Door haar kwam ik bij de Russische padvinders terecht, opgezet voor kinderen van Russische vluchtelingen, zodat zij hun cultuur niet zouden vergeten. Ik ging op zomerkamp, met Pinksteren, in de winter… Binnen de organisatie ontstonden op den duur twee stromingen: de een vond dat de toekomst van de kinderen in Frankrijk lag, de ander hoopte op terugkeer naar Rusland en werd vrij radicaal. Als Fransman zonder enige Russische roots hoorde ik bij de meer liberale groep.
SCHOOL
School vond ik vreselijk. Ik wilde niet de hele dag in de banken zitten en ik wilde geen huiswerk maken. Op mijn dertiende zei ik tegen mijn ouders: “Laat me gewoon werken en geld verdienen.” Maar daar wilden ze niets van weten. Ik móest studeren.
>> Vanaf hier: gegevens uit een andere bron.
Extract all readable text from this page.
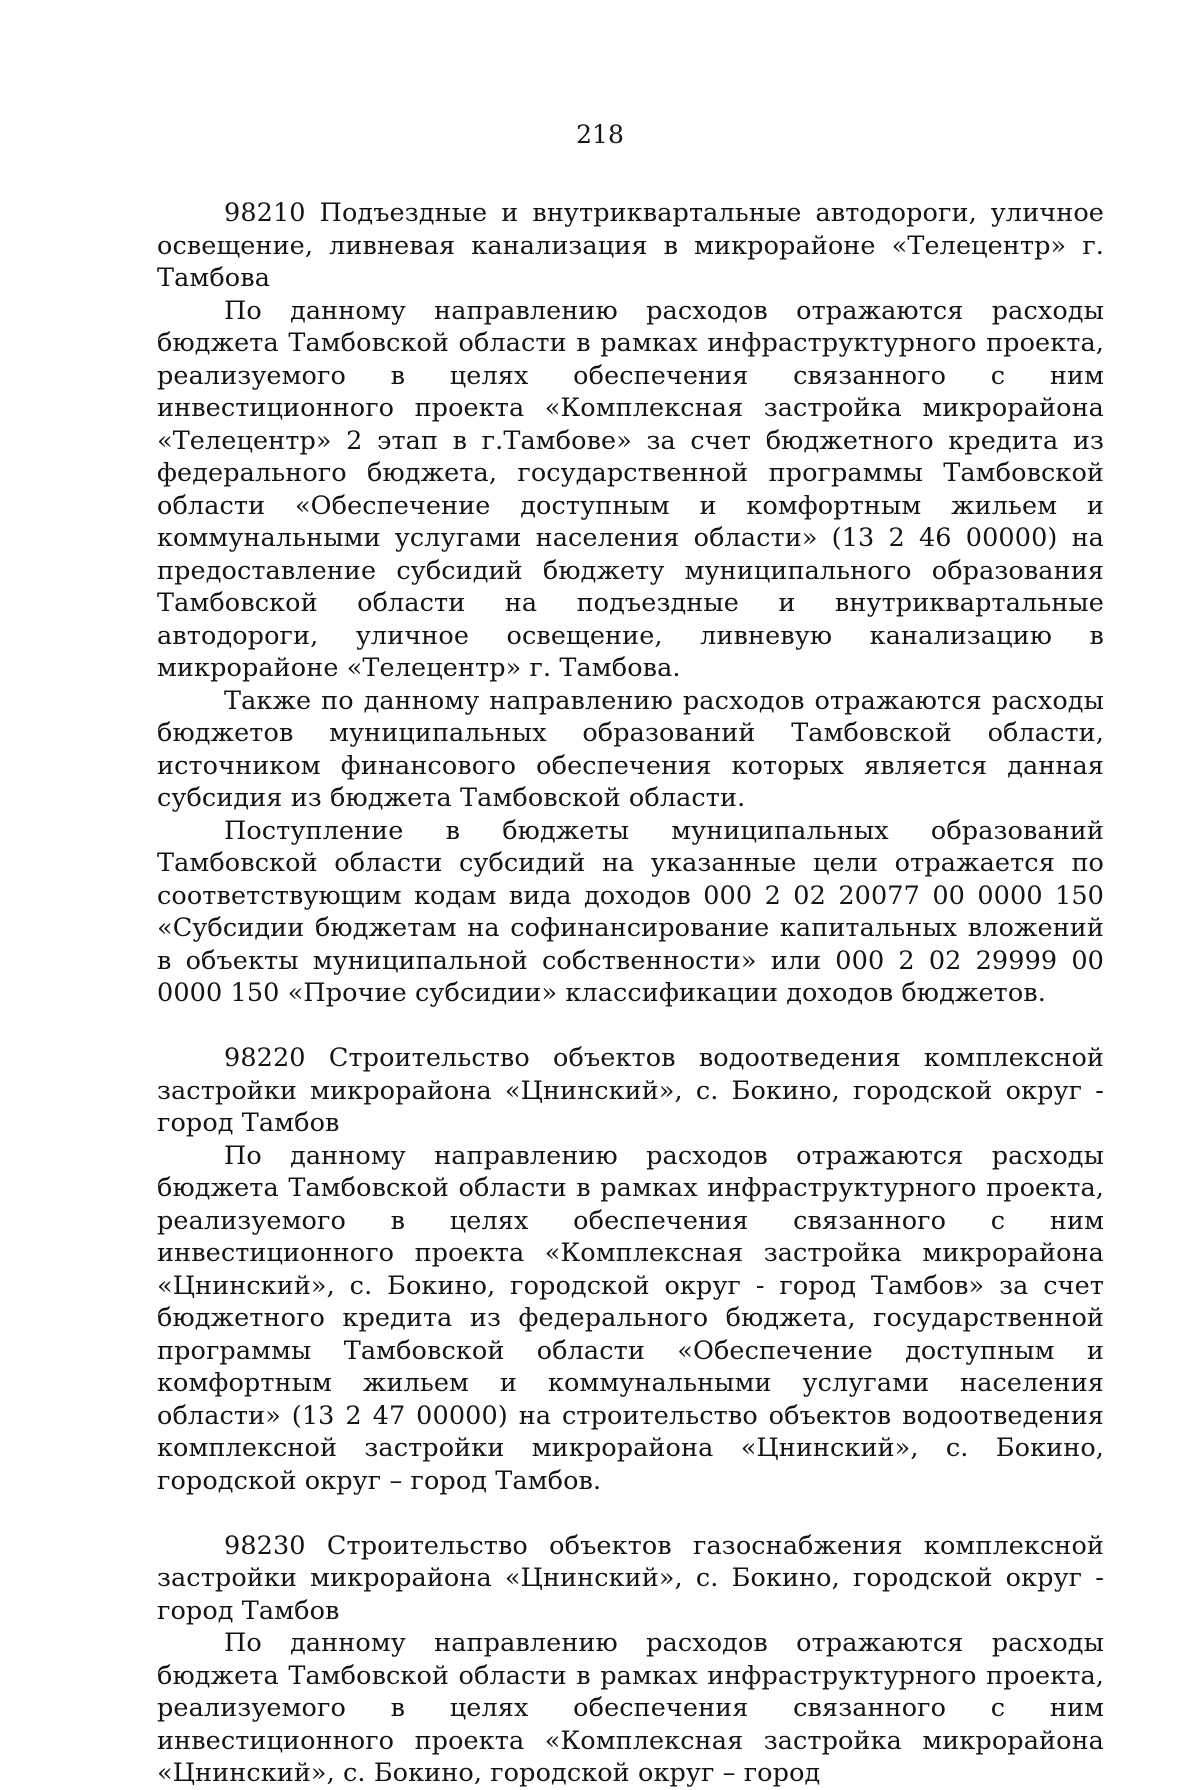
218

98210 Подъездные и внутриквартальные автодороги, уличное освещение, ливневая канализация в микрорайоне «Телецентр» г. Тамбова

По данному направлению расходов отражаются расходы бюджета Тамбовской области в рамках инфраструктурного проекта, реализуемого в целях обеспечения связанного с ним инвестиционного проекта «Комплексная застройка микрорайона «Телецентр» 2 этап в г.Тамбове» за счет бюджетного кредита из федерального бюджета, государственной программы Тамбовской области «Обеспечение доступным и комфортным жильем и коммунальными услугами населения области» (13 2 46 00000) на предоставление субсидий бюджету муниципального образования Тамбовской области на подъездные и внутриквартальные автодороги, уличное освещение, ливневую канализацию в микрорайоне «Телецентр» г. Тамбова.

Также по данному направлению расходов отражаются расходы бюджетов муниципальных образований Тамбовской области, источником финансового обеспечения которых является данная субсидия из бюджета Тамбовской области.

Поступление в бюджеты муниципальных образований Тамбовской области субсидий на указанные цели отражается по соответствующим кодам вида доходов 000 2 02 20077 00 0000 150 «Субсидии бюджетам на софинансирование капитальных вложений в объекты муниципальной собственности» или 000 2 02 29999 00 0000 150 «Прочие субсидии» классификации доходов бюджетов.

98220 Строительство объектов водоотведения комплексной застройки микрорайона «Цнинский», с. Бокино, городской округ - город Тамбов

По данному направлению расходов отражаются расходы бюджета Тамбовской области в рамках инфраструктурного проекта, реализуемого в целях обеспечения связанного с ним инвестиционного проекта «Комплексная застройка микрорайона «Цнинский», с. Бокино, городской округ - город Тамбов» за счет бюджетного кредита из федерального бюджета, государственной программы Тамбовской области «Обеспечение доступным и комфортным жильем и коммунальными услугами населения области» (13 2 47 00000) на строительство объектов водоотведения комплексной застройки микрорайона «Цнинский», с. Бокино, городской округ – город Тамбов.

98230 Строительство объектов газоснабжения комплексной застройки микрорайона «Цнинский», с. Бокино, городской округ - город Тамбов

По данному направлению расходов отражаются расходы бюджета Тамбовской области в рамках инфраструктурного проекта, реализуемого в целях обеспечения связанного с ним инвестиционного проекта «Комплексная застройка микрорайона «Цнинский», с. Бокино, городской округ – город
Ik voelde weinig aansluiting met andere leerlingen. Meestal zocht ik gezelschap van andere buitenbeentjes, kinderen die ook niet goed mee konden komen, of Joodse kinderen. Bij hen voelde ik me veilig. Ze hadden toen al iets relativerends, en met mijn lage zelfbeeld gaf dat rust.
Maar ik kon wél goed grappen maken, stemmen imiteren, en ik was sterk in toneel. Teksten kende ik na één dag. Mijn docent toneel zei tegen mijn ouders: “We dachten dat hij dom was, maar dat is hij zeker niet. Hij moet iets met toneel doen.” Uiteindelijk haalde ik mijn atheneum, met drie jaar vertraging. Vraag me niet hoe.
Ik zou voor geen goud een tweede leven willen als dat betekent dat ik de schooltijd nog eens moet doorstaan. Elke augustus, tijdens de vakantie, stond er al in de kranten: Vive la rentrée! Alsof de start van het schooljaar iets te vieren viel. Vreselijk.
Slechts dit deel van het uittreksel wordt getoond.